(277b) Bistable Gene Regulatory Networks: Intrinsic Versus Externally Induced Bistability

In this paper we bring light to the topic of bistability in gene regulatory networks by making the important distinction between intrinsically bistable systems which arise solely from the balance of gene expression between two cross-repressing operons and those systems which are actually monostable but become bistable in the presence of an external inducer molecule. This property of a bistable gene network can affect how it is suited for a specific function in nature and how synthetic bistable systems can be custom designed for a particular application in biotechnology. Finally we clarify the meaning of bistability in the context of stochasticity as this phenomenon blurs the distinction between monostable and intrinsically bistable phenotypes and influences the long term stability of externally induced bistable systems.

For our study we have constructed a simple gene network in Escherichia coli comprised of two genetic operons carried on artificial plasmids. One operon consists of a promoter that controls the expression of the tetracycline-inducible repressor protein (TetR) and the red fluorescent, reporter protein (Mcherry). The promoter is regulated by the lactose-inducible repressor protein (LacI). The other operon consists of a TetR-repressible promoter that controls expression of the LacI protein and the green fluorescent, reporter protein (GFPmut2). Acting together, the two operons produce a bimodal phenotype in which each population is dominated by a different operon. To control the distribution of phenotypes within the population we use externally added, inducer molecules, IPTG and aTc, capable of binding LacI and TetR, respectively. In the induced state the repressor molecules undergo an allosteric transition resulting in reduced affinity for their target operator regions, thus promoter repression is relieved.

A very similar LacI / TetR based device, named ?the genetic toggle switch? was first constructed in 2000 by Gardner et al.¹ Beyond their work we highlight the need for a more rigorous definition of genetic bistability: 1.) when external inducer molecules are used in the system and 2.) when the system is subject to stochastic fluctuations of relatively high probability. Through in vivo experiments and in silico stochastic simulations we demonstrate that this particular network configuration is actually capable of at least 4 different classes of behavior each exhibiting a different form of bistability. These classes include: intrinsic bistability, IPTG induced bistability, aTc induced bistability, and a fourth class in which cells are induced by either IPTG or aTc. This more extensive classification will add to the range of application for bistable gene networks.

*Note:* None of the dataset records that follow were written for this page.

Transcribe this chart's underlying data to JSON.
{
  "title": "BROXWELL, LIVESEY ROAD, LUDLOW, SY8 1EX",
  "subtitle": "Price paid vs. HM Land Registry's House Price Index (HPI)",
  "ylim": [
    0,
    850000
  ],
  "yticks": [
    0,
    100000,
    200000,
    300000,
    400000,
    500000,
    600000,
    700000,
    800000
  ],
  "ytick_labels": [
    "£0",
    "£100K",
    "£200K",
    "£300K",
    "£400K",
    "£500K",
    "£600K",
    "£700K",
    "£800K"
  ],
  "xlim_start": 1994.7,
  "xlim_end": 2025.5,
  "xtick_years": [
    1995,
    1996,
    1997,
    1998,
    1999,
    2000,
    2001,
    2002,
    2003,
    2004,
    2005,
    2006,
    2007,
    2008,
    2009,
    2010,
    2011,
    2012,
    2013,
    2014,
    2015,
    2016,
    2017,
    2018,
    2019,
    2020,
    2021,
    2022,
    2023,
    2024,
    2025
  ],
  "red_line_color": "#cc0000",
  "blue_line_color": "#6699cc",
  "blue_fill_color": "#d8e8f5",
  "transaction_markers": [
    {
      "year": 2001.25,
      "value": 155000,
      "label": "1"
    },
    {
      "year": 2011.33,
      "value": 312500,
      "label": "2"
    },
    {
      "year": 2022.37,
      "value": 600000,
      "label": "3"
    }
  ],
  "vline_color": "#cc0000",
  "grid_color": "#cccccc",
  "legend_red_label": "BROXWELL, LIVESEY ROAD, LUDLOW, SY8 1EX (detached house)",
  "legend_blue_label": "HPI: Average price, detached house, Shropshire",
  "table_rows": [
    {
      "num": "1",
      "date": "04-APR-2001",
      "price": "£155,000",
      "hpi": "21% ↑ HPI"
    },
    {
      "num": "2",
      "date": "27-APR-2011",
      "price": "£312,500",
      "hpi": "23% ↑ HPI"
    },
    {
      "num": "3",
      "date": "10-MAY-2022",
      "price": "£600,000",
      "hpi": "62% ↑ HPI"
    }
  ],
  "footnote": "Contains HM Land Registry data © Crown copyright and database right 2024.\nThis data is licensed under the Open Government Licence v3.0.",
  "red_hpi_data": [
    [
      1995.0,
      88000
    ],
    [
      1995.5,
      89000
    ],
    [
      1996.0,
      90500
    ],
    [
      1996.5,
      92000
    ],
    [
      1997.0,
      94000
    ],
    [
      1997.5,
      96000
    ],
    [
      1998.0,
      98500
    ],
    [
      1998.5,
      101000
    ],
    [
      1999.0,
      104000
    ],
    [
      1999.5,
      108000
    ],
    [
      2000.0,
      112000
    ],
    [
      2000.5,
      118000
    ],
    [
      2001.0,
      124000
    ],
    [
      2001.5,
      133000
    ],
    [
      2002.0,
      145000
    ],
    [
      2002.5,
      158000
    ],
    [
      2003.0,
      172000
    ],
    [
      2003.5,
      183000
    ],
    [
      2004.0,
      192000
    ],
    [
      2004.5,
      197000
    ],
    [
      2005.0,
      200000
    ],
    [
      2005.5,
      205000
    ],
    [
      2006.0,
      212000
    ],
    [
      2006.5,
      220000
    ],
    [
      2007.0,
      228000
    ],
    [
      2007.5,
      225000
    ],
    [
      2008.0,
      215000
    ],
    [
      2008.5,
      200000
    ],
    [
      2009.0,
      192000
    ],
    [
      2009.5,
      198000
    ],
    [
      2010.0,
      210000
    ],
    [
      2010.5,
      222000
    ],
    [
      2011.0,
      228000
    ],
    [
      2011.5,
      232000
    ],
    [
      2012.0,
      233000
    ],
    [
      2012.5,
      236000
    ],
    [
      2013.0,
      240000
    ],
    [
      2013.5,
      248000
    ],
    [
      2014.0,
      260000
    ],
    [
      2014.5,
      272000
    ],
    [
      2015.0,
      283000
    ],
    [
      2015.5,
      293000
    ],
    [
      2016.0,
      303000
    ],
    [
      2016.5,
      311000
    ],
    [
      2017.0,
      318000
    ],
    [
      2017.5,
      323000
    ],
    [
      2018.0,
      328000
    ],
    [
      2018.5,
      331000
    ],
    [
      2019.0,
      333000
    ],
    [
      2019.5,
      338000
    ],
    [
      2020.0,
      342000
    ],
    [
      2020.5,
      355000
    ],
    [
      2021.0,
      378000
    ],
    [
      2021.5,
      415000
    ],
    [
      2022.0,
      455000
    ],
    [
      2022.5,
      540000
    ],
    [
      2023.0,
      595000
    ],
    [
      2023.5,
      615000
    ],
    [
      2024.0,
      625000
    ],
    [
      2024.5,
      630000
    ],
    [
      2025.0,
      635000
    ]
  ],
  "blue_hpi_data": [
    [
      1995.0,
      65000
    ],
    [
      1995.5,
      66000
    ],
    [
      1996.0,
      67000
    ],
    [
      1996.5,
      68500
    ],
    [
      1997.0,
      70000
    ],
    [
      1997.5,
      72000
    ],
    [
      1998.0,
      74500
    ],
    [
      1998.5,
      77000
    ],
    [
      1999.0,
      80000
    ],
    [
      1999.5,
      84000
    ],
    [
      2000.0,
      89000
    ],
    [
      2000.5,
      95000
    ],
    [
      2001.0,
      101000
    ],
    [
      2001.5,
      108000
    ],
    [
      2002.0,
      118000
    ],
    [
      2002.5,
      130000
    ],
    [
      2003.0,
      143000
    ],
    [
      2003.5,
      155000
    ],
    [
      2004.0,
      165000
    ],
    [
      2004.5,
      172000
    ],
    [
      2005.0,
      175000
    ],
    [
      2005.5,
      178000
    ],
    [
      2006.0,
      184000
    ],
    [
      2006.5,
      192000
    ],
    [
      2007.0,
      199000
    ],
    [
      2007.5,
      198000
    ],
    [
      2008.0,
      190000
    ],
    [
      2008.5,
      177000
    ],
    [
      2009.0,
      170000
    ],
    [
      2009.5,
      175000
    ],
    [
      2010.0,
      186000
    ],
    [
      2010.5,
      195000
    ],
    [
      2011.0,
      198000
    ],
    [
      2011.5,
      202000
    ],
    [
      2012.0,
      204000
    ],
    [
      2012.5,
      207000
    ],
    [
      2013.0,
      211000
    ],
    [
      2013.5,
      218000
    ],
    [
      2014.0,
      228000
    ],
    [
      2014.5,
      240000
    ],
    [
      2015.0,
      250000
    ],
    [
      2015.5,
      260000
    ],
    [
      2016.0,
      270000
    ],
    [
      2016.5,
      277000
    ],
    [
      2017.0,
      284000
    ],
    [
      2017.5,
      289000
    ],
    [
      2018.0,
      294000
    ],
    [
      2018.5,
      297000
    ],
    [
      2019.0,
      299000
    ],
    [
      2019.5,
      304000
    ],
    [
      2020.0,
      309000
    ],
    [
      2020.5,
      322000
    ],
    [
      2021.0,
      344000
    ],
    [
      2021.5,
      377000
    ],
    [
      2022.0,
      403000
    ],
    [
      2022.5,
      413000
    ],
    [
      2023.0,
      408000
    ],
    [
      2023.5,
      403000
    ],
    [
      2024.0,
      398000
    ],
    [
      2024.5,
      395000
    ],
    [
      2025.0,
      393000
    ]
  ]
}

By adjusting repressor half-life through ssrA degradation tags, we constructed 4 different system variants to explore the different classes of bistable behavior. In addition to results from flow cytometry showing the distribution of phenotypes for each system variant, we also present in silico model data to demonstrate the benefit of highly mechanistic stochastic kinetic models for modeling gene regulatory networks and generating useful predictions for molecular and synthetic biologists.

1. Gardner TS, Cantor CR, Collins JJ. 2000. Construction of a genetic toggle switch in Escherichia coli. Nature 403(6767):339-42.